Pilar berikutnya, bersabar. Kadang seseorang
begitu kecewa saat impiannya tak tercapai, rencananya berantakan, harapannya
tak jadi nyata, terpisahkan dari orang yang dicintai, kehilangan sesuatu yang
sangat berharga. Marah? Kecewa? Trauma? Semua itu wajar, namun jangan
berlarut-larut. Marahlah sesaat, kecewalah sejenak, traumalah sebentar.
Lupakah kita bahwa kita hanyalah seorang
hamba? Ada Allah yang Maha Tahu, ada Allah yang Maha Berkehendak. Allah tahu
yang terbaik untuk kita. Allah menghendaki yang terbaik untuk kita dalam
pandangan-Nya, bukan menurut kita. Boleh jadi kita mencintai sesuatu padahal
itu buruk bagi kita, dan sebaliknya. Pengetahuan kita terbatas, sedangkan Allah
tahu segalanya. Bersabarlah dan pelan-pelan belajar ikhlas. Hentikan kemarahan,
kekecewaan, dan trauma yang mendalam. Mungkin, Allah ingin kita lebih mendekat
karena ada keinginan atau harapan kita yang membuat kita terlena. Bagaimana
kita bisa bersabar? Menurut penulis, seseorang bisa bersabar apabila ia berbaik
sangka (husnudhon). Berprasangkalah yang baik pada-Nya.
Sebuah cerita nyata yang penulis alami
sendiri, pernah suatu ketika penulis akan berangkat ke kampus dengan sebuah bus
umum. Namun sayang, saat penulis baru saja keluar dari rumah dan hendak
menyeberangi jalan raya, bus itu telah melintas. Otomatis penulis sudah
tertinggal dan harus menanti beberapa menit lagi untuk mendapatkan bus
berikutnya, sementara penulis ada janji dengan teman di kampus pada jam sekian.
Sudah dipastikan penulis akan datang terlambat. Dengan perasaan kesal, marah,
penulis pun akhirnya menyeberang dan menanti bus berikutnya. Namun setelah
penulis berangkat dengan bus kedua, di tengah perjalanan akhirnya penulis
menyesali rasa marah yang sempat singgah di hati. Rasa kecewa dan kesal itu
mendadak terhapuskan dan berubah menjadi rasa syukur yang begitu besar.
Mengapa? Bus pertama yang meninggalkan penulis mengalami kecelakaan.

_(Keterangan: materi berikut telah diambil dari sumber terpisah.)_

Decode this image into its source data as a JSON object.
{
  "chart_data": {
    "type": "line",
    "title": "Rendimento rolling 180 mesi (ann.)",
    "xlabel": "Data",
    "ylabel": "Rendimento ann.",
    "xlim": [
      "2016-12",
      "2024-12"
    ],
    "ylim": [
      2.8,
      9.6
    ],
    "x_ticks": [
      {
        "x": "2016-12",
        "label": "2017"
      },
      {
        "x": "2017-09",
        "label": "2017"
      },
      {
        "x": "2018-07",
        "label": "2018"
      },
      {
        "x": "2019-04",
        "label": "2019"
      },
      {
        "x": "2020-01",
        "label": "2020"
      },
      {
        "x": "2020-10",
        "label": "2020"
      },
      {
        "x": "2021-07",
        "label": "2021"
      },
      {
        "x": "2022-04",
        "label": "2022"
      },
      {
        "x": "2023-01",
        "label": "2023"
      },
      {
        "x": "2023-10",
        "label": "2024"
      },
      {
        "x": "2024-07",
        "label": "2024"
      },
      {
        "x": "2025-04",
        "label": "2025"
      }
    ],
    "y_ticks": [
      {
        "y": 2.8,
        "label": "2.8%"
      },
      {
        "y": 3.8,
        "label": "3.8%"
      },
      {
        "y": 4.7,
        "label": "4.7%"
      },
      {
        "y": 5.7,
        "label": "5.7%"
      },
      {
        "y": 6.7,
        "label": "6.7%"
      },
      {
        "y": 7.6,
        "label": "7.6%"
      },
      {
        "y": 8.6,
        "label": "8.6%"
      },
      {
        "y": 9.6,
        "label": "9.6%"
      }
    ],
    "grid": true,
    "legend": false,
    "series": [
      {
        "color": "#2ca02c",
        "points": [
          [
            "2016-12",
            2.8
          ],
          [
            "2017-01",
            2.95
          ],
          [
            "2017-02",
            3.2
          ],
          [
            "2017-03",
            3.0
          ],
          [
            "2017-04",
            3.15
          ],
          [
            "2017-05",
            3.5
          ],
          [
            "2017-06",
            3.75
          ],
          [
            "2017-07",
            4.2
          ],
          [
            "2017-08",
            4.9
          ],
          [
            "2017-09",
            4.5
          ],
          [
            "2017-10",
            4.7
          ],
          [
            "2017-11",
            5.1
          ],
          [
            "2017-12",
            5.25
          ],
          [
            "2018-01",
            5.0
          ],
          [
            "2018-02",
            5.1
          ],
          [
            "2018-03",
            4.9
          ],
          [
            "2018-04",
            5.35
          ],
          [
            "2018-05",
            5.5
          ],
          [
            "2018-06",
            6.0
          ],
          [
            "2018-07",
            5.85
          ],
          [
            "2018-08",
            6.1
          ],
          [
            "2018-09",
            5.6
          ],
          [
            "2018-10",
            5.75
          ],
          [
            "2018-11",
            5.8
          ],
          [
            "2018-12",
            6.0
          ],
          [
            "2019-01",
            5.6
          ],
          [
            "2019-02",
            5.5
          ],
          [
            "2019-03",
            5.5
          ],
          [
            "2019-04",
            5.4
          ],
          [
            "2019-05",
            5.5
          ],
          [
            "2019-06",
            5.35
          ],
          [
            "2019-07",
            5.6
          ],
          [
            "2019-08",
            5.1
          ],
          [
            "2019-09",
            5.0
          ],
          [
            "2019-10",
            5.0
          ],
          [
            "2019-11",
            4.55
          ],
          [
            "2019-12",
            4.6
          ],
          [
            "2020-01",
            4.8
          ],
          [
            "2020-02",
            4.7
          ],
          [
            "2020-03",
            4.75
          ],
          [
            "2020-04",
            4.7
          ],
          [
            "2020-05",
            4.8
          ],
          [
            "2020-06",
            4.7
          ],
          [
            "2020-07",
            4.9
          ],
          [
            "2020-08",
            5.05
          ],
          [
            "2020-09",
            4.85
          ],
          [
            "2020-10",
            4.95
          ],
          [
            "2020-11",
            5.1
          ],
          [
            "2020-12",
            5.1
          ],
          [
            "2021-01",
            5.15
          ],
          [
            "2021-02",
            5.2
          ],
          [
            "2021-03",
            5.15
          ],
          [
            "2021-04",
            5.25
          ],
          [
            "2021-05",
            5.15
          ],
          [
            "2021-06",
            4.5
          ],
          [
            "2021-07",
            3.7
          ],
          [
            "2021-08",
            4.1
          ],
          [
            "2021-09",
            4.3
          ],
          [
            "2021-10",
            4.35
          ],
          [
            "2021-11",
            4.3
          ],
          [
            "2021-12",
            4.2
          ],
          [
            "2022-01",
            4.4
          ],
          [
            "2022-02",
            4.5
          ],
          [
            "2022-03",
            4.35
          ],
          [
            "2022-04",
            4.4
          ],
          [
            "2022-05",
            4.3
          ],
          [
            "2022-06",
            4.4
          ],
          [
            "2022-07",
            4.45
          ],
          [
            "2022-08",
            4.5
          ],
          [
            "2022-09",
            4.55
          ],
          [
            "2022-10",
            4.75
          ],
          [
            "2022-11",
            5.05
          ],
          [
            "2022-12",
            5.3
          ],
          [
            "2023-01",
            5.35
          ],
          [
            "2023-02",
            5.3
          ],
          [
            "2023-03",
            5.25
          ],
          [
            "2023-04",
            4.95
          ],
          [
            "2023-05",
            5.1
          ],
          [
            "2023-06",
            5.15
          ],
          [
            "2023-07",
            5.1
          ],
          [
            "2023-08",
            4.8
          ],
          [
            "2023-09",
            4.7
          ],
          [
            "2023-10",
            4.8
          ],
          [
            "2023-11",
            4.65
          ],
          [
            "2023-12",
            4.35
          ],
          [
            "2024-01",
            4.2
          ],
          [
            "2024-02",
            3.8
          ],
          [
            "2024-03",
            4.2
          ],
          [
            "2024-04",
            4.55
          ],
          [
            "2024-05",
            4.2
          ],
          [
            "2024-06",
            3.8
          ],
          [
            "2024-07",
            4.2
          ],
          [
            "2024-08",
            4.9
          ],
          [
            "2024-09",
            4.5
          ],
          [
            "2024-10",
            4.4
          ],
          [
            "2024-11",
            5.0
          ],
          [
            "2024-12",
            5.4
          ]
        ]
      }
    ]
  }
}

Subhanallah, ternyata Allah sengaja membuat penulis terlambat berangkat demi
menyelamatkan penulis dari sebuah kecelakaan. Malu rasanya, mengapa penulis
harus marah, kecewa dan kesal padahal Allah tahu yang terbaik dan memberikan
yang terbaik, meski dengan sedikit membelokkan rencana kita.
Pernah juga penulis alami saat menjalankan
tugas PPL dan KKN Terpadu di Yala Thailand Selatan, suatu hari ada perasaan
tidak nyaman yang penulis rasakan saat jelang maghrib. Entah mengapa hari itu enggan sekali rasanya jika harus mengikuti
para santri berjamaah di musholla lantai dua. Akhirnya, penulis pun shalat
munfarid saja di bilik (lantai satu, di bawah musholla). Selang tiga puluh
menitan setelah itu terdengar suara reruntuhan bangunan yang begitu keras,
disusul teriakan histeris para santri. Penulis pun terkejut dan ketakutan,
suara apa itu? Bangunan mana yang runtuh? Ada serangan dari askar kah?

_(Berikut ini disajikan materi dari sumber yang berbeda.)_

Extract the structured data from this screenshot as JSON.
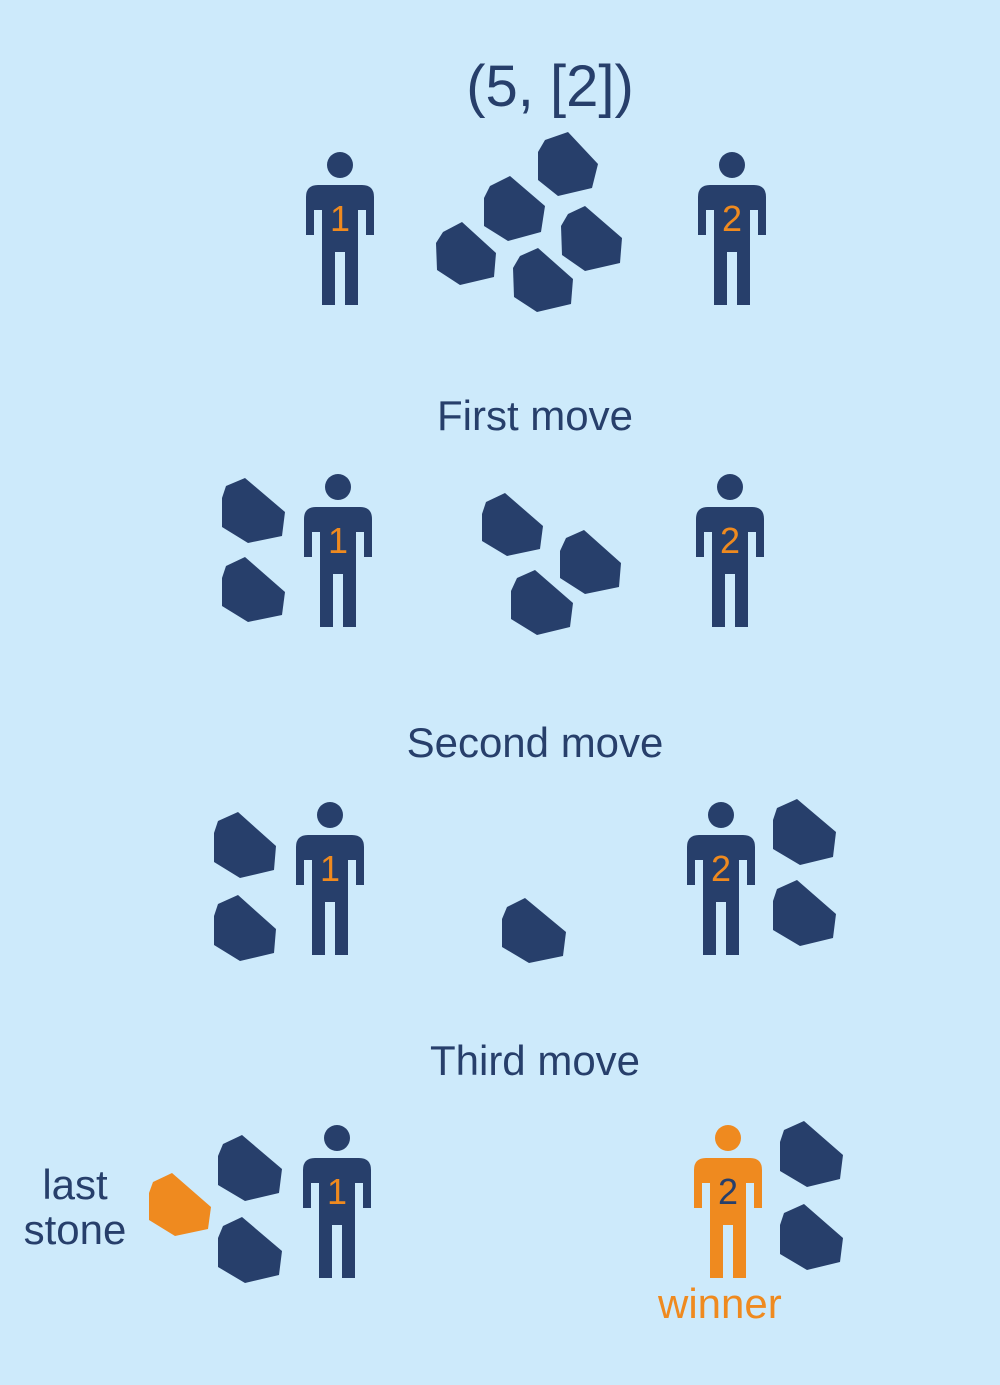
{
  "title": "(5, [2])",
  "steps": {
    "first": "First move",
    "second": "Second move",
    "third": "Third move"
  },
  "players": {
    "one": "1",
    "two": "2"
  },
  "annotations": {
    "last_stone_line1": "last",
    "last_stone_line2": "stone",
    "winner": "winner"
  },
  "colors": {
    "background": "#cdeafb",
    "ink": "#273f6b",
    "highlight": "#ef8a1f"
  }
}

Baru penulis sadari setelah keluar dari bilik, ternyata musholla
lantai dua runtuh ke lantai satu sebelah selatan, sedangkan bilik penulis di
lantai satu sebelah utara. Beberapa santri pingsan, beberapa terluka karena
terjatuh bersamaan dengan reruntuhan lantai musholla. Laa haula wa laa quwwata
illaa billaah. Penulis lebih tercengang lagi saat salah satu santri berbicara
dalam bahasa Melayu Pattani yang maksudnya, “Beruntung Kak Ni’mah tidak naik,
entah bagaimana kalau Kakak naik mungkin tidak bisa pulang ke Indonesia.” Subhanallah,
fa bi ayyi aalaa”i robbikumaa tukadzdzibaan.
Sungguh, malu sekali rasanya kepada Allah. Penulis telah berburuk
sangka, marah, kesal, ternyata di balik semua ini Dia sedang menjalankan scenario-Nya
yang meskipun berseberangan dengan keinginan penulis namun itulah yang terbaik.
Bersabarlah sedikit lagi, hikmahnya akan kau temukan. Jangan tergesa berburuk sangka,
jangan cepat marah J
Sungguh, pengetahuan kita amat terbatas sedangkan Dia Maha tahu.